Le ministre de l’Emploi et de la Formation professionnelle, Riadh Chaoued, a annoncé mardi le lancement officiel de l’élaboration du Référentiel national des compétences et des certifications de la Formation professionnelle (RNCCFP) et ce, lors d’une journée d’information organisée à l’Académie diplomatique de Tunis, en présence de représentants de partenaires nationaux et internationaux ainsi que d’acteurs du secteur de la formation professionnelle.
Réalisé en partenariat avec l’Agence allemande de coopération internationale (GIZ), dans le cadre du programme d’appui au secteur de l’éducation (PASE), ce projet s’inscrit dans un processus de réforme visant à moderniser le système de formation professionnelle et à renforcer son efficacité ainsi que sa capacité à répondre aux besoins du marché du travail.
Le Référentiel national des compétences et des certifications de la Formation professionnelle a pour objectif de centraliser, organiser et actualiser les données relatives aux compétences et aux certificats professionnels.
Il permettra ainsi de mettre en place une base de données de référence fiable au service de l’ensemble des intervenants du secteur. Cette initiative contribuera également à renforcer la transparence du système, à harmoniser les mécanismes de lecture et de compréhension des certifications et compétences reconnues, tout en favorisant la révision et l’actualisation des spécialités de formation afin de mieux les adapter aux évolutions économiques et sociales.
Il vise aussi à renforcer la connexion avec les référentiels nationaux et internationaux et à unifier la nomenclature des compétences afin d’assurer sa conformité avec les standards en vigueur dans le domaine de la formation professionnelle aux niveaux national et international.
Dans son allocution, le ministre a souligné que le développement du capital humain constitue un choix stratégique pour l’État tunisien dans un contexte marqué par des mutations économiques et technologiques rapides.
Il a, en outre, souligné la nécessité de développer les outils de la formation professionnelle et d’adopter des mécanismes innovants et performants garantissant la qualité des formations ainsi que la clarté des parcours professionnels, dans le but d’améliorer l’adéquation entre les compétences nationales et les exigences du marché de l’emploi.
Il a ajouté que ce Référentiel prendra la forme d’une plateforme numérique destinée à renforcer davantage la gouvernance du secteur de la formation professionnelle, notamment à travers l’amélioration des processus de planification et de prospection, la valorisation des compétences nationales et le rayonnement du système tunisien de formation professionnelle à l’échelle régionale et internationale.
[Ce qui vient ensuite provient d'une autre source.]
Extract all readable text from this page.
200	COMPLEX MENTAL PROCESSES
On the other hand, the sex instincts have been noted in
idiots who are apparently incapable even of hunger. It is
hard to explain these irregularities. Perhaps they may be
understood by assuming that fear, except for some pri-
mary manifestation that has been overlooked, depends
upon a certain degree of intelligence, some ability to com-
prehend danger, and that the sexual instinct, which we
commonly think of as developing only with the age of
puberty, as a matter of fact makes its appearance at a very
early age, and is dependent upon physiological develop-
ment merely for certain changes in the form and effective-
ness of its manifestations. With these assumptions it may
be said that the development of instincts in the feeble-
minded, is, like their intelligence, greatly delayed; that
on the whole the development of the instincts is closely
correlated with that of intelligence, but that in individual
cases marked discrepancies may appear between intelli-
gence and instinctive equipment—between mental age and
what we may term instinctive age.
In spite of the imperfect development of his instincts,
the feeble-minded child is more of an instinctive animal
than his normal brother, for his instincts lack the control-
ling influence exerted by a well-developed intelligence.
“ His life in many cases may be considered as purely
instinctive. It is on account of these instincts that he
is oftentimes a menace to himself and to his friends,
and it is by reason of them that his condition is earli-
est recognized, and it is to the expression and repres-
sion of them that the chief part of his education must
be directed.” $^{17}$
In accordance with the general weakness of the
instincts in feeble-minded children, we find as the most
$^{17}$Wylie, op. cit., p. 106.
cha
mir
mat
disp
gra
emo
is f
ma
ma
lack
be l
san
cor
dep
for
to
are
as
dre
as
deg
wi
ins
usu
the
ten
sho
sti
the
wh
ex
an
Le ministre a précisé, dans une déclaration à l’agence TAP, que la nouvelle approche adoptée par l’État repose sur l’adéquation entre les parcours de formation et les besoins du secteur productif, à travers un dispositif prospectif capable d’anticiper avec précision les besoins du marché du travail.
Il a expliqué que ce processus de réforme est basé sur l’identification des besoins des secteurs économiques, la révision des programmes pédagogiques et des méthodes d’enseignement, puis l’adaptation des résultats de la formation aux exigences de l’emploi.
Dans ce contexte, il a souligné que la mise en place du RNCCFP constitue l’un des principaux axes de la réforme.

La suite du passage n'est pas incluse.